La séance est ouverte à 17 heures.

Présidence de M. Jean-Luc Warsmann, président.

M. le président Jean-Luc Warsmann. Notre mission d’information a tenu trente-sept auditions à ce jour. La note récapitulative de ces travaux qui vous est parvenue sous forme numérique est à votre disposition aujourd’hui sous format « papier ».

M. Philippe Latombe, rapporteur. La note distribuée récapitule de façon synthétique, mais exhaustive l’état des travaux de la mission d’information.

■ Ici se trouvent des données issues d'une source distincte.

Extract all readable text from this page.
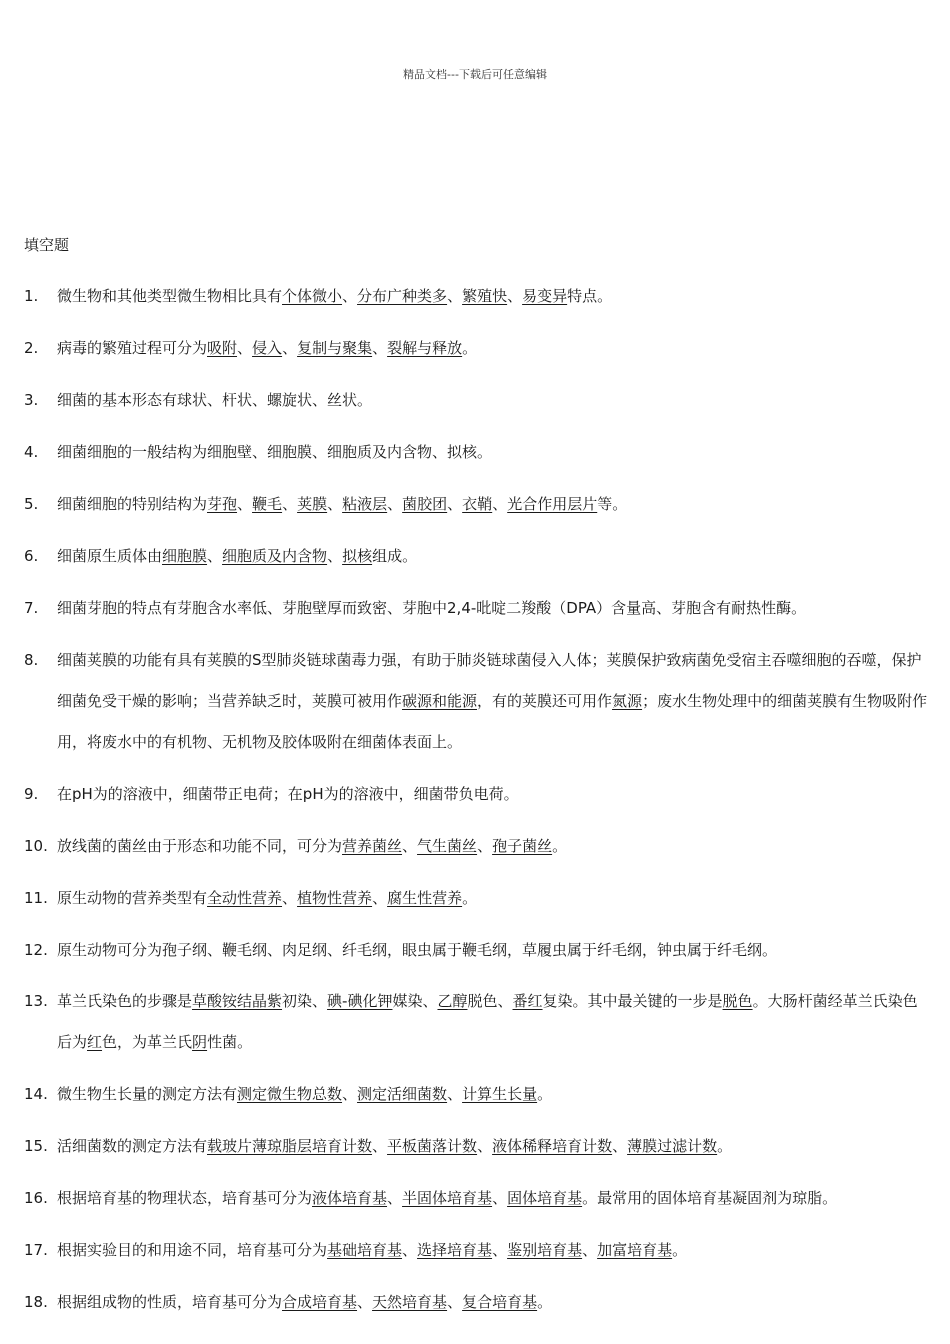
精品文档---下载后可任意编辑
填空题
1.	微生物和其他类型微生物相比具有个体微小、分布广种类多、繁殖快、易变异特点。
2.	病毒的繁殖过程可分为吸附、侵入、复制与聚集、裂解与释放。
3.	细菌的基本形态有球状、杆状、螺旋状、丝状。
4.	细菌细胞的一般结构为细胞壁、细胞膜、细胞质及内含物、拟核。
5.	细菌细胞的特别结构为芽孢、鞭毛、荚膜、粘液层、菌胶团、衣鞘、光合作用层片等。
6.	细菌原生质体由细胞膜、细胞质及内含物、拟核组成。
7.	细菌芽胞的特点有芽胞含水率低、芽胞壁厚而致密、芽胞中2,4-吡啶二羧酸（DPA）含量高、芽胞含有耐热性酶。
8.	细菌荚膜的功能有具有荚膜的S型肺炎链球菌毒力强，有助于肺炎链球菌侵入人体；荚膜保护致病菌免受宿主吞噬细胞的吞噬，保护细菌免受干燥的影响；当营养缺乏时，荚膜可被用作碳源和能源，有的荚膜还可用作氮源；废水生物处理中的细菌荚膜有生物吸附作用，将废水中的有机物、无机物及胶体吸附在细菌体表面上。
9.	在pH为的溶液中，细菌带正电荷；在pH为的溶液中，细菌带负电荷。
10. 放线菌的菌丝由于形态和功能不同，可分为营养菌丝、气生菌丝、孢子菌丝。
11. 原生动物的营养类型有全动性营养、植物性营养、腐生性营养。
12. 原生动物可分为孢子纲、鞭毛纲、肉足纲、纤毛纲，眼虫属于鞭毛纲，草履虫属于纤毛纲，钟虫属于纤毛纲。
13. 革兰氏染色的步骤是草酸铵结晶紫初染、碘-碘化钾媒染、乙醇脱色、番红复染。其中最关键的一步是脱色。大肠杆菌经革兰氏染色后为红色，为革兰氏阴性菌。
14. 微生物生长量的测定方法有测定微生物总数、测定活细菌数、计算生长量。
15. 活细菌数的测定方法有载玻片薄琼脂层培育计数、平板菌落计数、液体稀释培育计数、薄膜过滤计数。
16. 根据培育基的物理状态，培育基可分为液体培育基、半固体培育基、固体培育基。最常用的固体培育基凝固剂为琼脂。
17. 根据实验目的和用途不同，培育基可分为基础培育基、选择培育基、鉴别培育基、加富培育基。
18. 根据组成物的性质，培育基可分为合成培育基、天然培育基、复合培育基。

Elle présente la synthèse des échanges au 16 mars 2021, après le rappel du cadre initial des travaux de la mission d’information, comprenant les grands thèmes et les principaux sujets à traiter lors des auditions.

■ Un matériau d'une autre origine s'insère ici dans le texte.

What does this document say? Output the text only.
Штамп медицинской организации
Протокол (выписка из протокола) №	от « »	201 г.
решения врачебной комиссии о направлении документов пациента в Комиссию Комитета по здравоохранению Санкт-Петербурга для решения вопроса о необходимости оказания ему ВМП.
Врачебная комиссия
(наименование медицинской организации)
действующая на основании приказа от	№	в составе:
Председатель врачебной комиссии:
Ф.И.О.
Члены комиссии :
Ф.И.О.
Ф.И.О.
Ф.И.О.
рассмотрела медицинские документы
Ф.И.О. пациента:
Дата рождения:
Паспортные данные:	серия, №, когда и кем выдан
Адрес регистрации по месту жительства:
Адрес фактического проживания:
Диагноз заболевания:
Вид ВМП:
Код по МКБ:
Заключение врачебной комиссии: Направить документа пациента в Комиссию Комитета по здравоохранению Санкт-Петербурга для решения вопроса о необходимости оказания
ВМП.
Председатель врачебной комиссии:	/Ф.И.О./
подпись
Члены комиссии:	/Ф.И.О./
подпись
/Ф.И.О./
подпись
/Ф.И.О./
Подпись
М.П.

Sept constats ressortent de ces échanges :

– Premier constat : la pluralité des définitions de la souveraineté numérique. Il importe de s’accorder sur la définition la plus exhaustive et la plus simple. Les définitions de la direction générale des entreprises (DGE) et de la direction interministérielle du numérique (DINUM) recouvrent le champ complet de la souveraineté numérique : la capacité d’établir des règles dans le domaine du numérique, de contrôler les impacts de ses usages et de disposer de l’autonomie sur les principales technologies numériques ainsi que la préservation de notre liberté de choix, la maîtrise des compétences numériques au sein de l’État et la réversibilité. En additionnant les deux conceptions, on obtient le champ exhaustif de la définition ;

– Deuxième constat : une indépendance industrielle et technologique de la France et de l’Europe à reconstruire, qu’il s’agisse de l’industrie électronique, des réseaux numériques, des logiciels et matériels, de l’Intelligence artificielle, cette dernière justifiant de tenir une série d’auditions ;

– Troisième constat : des acteurs publics qui recourent trop peu à des solutions souveraines, qu’il s’agisse de l’État ou des collectivités territoriales. Une attente particulière a été portée aux propositions ayant trait à la commande publique. Nombre d’interlocuteurs de la mission ont critiqué les règles de la commande publique, en raison de leur complexité, de leur rigidité, des règles appréhendées trop uniquement sous l’angle juridique et non comme cadre en vue d’obtenir des propositions de services ou des offres de marché ;

– Quatrième constat :  des interrogations fortes à propos du cloud et des données personnelles, en particulier dans le domaine de la santé, les plus sensibles des données personnelles. La compréhension de cette particularité peut contribuer à l’appréhension d’autres données sensibles du domaine de l’État, comme celles de l’Éducation ou d’autres secteurs ;

– Cinquième constat : un pilotage perfectible des politiques numériques, la gestion interne des projets apparaissant trop « en silos », sans homogénéité, sans stratégie globale clairement affichée de la part de l’État, mais seulement en suivant des stratégies sujet par sujet ;

– Sixième constat : la nécessité de développer notre capital humain numérique : formation, emploi. Ce thème identifié par la mission d’information au début de ses travaux a suscité l’insistance des différents acteurs auditionnés et justifie d’y consacrer un cycle d’auditions (depuis l’Éducation nationale, les écoles et jusqu’à la formation professionnelle tout au long de la vie) ;

– Septième constat : un rôle-clé de l’Europe comme puissance normative, scientifique et économique. Cet angle d’approche a été systématiquement abordé dans les différentes auditions, qu’il s’agisse de ce qui est fait à l’échelon national ou de ce qui est fait à l’échelon européen. Le constat d’une puissance normative de l’Europe ayant émergé avec le Règlement général sur la protection des données (RGPD) est en train de se renforcer avec les trois directives DSA (Data Services Act), DMA (Data Markets Act) et DGA (Data Governance Act).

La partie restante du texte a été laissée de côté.